Ohne umfassende Reformen würden sich die Schuldenquoten auf den derzeit durch die Pandemie bedingten sehr hohen Niveaus stabilisieren. Die Gefahr, dass die Regierungen so an Handlungsfähigkeit etwa im Bereich öffentlicher Investitionen und Konjunkturschwankungen einbüßten, sei groß. Japan, Italien und Griechenland seien dieser Gefahr besonders ausgesetzt, haben sie doch eine überdurchschnittlich alte Bevölkerung (Japan) oder eine bereits sehr hohe Staatsschuldenquote.  Weiterer finanzieller Druck entsteht auf die Staatshaushalte der Industrieländer durch steigende Ausgaben für das Gesundheits- und Pflegesystem, die zwangsläufig mit einer alternden Gesellschaft zu erwarten sind.

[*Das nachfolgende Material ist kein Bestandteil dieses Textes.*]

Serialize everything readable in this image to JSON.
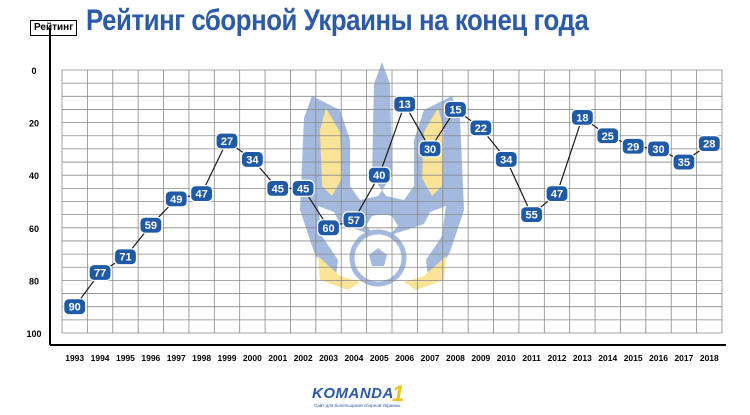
{
  "title": "Рейтинг сборной Украины на конец года",
  "brand": {
    "name": "KOMANDA",
    "number": "1",
    "tagline": "Сайт для болельщиков сборной Украины"
  },
  "colors": {
    "title": "#2a5aa8",
    "marker": "#1f5aa6",
    "line": "#1a1a1a",
    "grid": "#8a8a8a",
    "emblem_blue": "#3565b8",
    "emblem_yellow": "#f2c21b"
  },
  "chart_data": {
    "type": "line",
    "title": "Рейтинг сборной Украины на конец года",
    "ylabel": "Рейтинг",
    "xlabel": "",
    "y_inverted": true,
    "ylim": [
      0,
      100
    ],
    "yticks": [
      0,
      20,
      40,
      60,
      80,
      100
    ],
    "grid": true,
    "x": [
      "1993",
      "1994",
      "1995",
      "1996",
      "1997",
      "1998",
      "1999",
      "2000",
      "2001",
      "2002",
      "2003",
      "2004",
      "2005",
      "2006",
      "2007",
      "2008",
      "2009",
      "2010",
      "2011",
      "2012",
      "2013",
      "2014",
      "2015",
      "2016",
      "2017",
      "2018"
    ],
    "series": [
      {
        "values": [
          90,
          77,
          71,
          59,
          49,
          47,
          27,
          34,
          45,
          45,
          60,
          57,
          40,
          13,
          30,
          15,
          22,
          34,
          55,
          47,
          18,
          25,
          29,
          30,
          35,
          28
        ]
      }
    ]
  }
}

Renteneintrittsalter erhöhen

Ziel der von den OECD-Ökonomen empfohlenen Politikveränderung ist in erster Linie eine höhere Beschäftigungsquote. Ohne einen Politikwandel dürfte diese nicht zuletzt aufgrund des demografischen Wandels hin zu einer älteren Bevölkerung deutlich sinken (siehe Grafik), mit entsprechenden Auswirkungen auf den Wohlstand. Derzeit trägt der Faktor Arbeit, also die Kombination aus Beschäftigungsrate und arbeitender Bevölkerung, etwa ein Drittel zum durchschnittlichen Wachstum in den OECD-Ländern bei. Schon 2030 könnte sein Anteil jedoch auf null sinken. Den OECD-Berechnungen zufolge würde eine höhere Beschäftigungsquote das Wachstum pro Kopf in vielen Ländern um durchschnittlich 7 Prozentpunkte bis 2060 steigern. In Belgien, Frankreich und Italien erwarten die Ökonomen gar eine Steigerung von bis zu 10%, da diese Länder viel aufholen könnten.

Konkret schlagen die Autoren des Wirtschaftsausblicks die Anhebung des effektiven Rentenalters vor. Die Lebenserwartung in den Industrieländern steigt seit Jahren. Von dem Gewinn an Lebenszeit müssten demnach zwei Drittel auf die Arbeitszeit aufgeschlagen werden. Dann könnte der fiskalische Druck im Durchschnitt um die Hälfte reduziert werden. Gleichzeitig sollten die Staaten den Berechnungen zufolge die Möglichkeiten von Frühverrentung und Vorruhestand überarbeiten. Derzeit liegt in den meisten der 38 OECD-Länder das tatsächliche Renteneintrittsalter deutlich unterhalb des gesetzlichen Rentenalters.